On Friday, I cooked all of the rice, bagogi, and pancit. The links lead to the recipes I used. I also added notes about my variations.
The fried rice turned out great! I had never made it before, but it was really easy and had a nice flavor.
You can use this marinade for any type of meat, but chicken is probably the most common. You can grill the meat or broil it, as I did, because there wasn’t enough grill space.
The red rice also turned out well. Yum! Note: red rice tastes much better if you cook it on the day you’re going to serve it, instead of cooking it the day before and warming it up; however, the flavor is still pretty bland.
I was really excited about the bagogi–also spelled bulgogi or bulgoki.
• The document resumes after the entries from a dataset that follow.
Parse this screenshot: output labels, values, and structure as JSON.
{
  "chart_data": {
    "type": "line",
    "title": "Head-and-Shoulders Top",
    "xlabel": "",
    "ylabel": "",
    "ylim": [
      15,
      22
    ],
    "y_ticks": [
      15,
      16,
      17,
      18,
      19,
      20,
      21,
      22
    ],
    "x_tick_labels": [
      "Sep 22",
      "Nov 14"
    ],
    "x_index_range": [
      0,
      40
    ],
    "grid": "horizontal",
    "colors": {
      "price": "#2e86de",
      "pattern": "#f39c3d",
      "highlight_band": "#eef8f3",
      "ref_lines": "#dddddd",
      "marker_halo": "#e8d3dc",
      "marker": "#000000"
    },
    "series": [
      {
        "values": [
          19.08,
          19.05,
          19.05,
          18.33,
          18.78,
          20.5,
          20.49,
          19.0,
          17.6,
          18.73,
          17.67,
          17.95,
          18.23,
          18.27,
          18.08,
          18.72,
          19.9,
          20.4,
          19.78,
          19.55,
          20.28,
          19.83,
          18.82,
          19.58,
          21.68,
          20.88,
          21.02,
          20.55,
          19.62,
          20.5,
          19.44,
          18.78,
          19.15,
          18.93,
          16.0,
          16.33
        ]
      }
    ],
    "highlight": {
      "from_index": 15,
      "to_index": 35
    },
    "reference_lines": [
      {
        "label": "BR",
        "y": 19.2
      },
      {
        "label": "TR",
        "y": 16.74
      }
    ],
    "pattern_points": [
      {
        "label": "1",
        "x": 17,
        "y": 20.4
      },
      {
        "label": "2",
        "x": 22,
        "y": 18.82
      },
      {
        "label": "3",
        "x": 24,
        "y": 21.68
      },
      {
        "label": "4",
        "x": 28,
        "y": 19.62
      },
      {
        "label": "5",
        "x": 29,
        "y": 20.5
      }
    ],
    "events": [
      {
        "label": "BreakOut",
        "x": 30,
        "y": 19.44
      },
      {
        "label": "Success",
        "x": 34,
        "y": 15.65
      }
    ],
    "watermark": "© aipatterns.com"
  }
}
The flavor is excellent! I especially love the sesame flavoring and the meat is tender. The picture does not do the food justice; bagogi tastes much better than it looks.
The pancit was a little more tricky this time than when I made it the first time. I realized later that we had dried canton noodles made of wheat flour. On Guam, I cooked with fresh egg noodles, which cooked much faster than the dried noodles. If you make the pancit with dried noodles, cook the noodles first before adding them to the vegetables. Speaking of vegetables, I put in quite a bit more than the Guamanian recipes I found. I love the bright colors and felt like part of this meal needed to have some vegetables other than onion in it.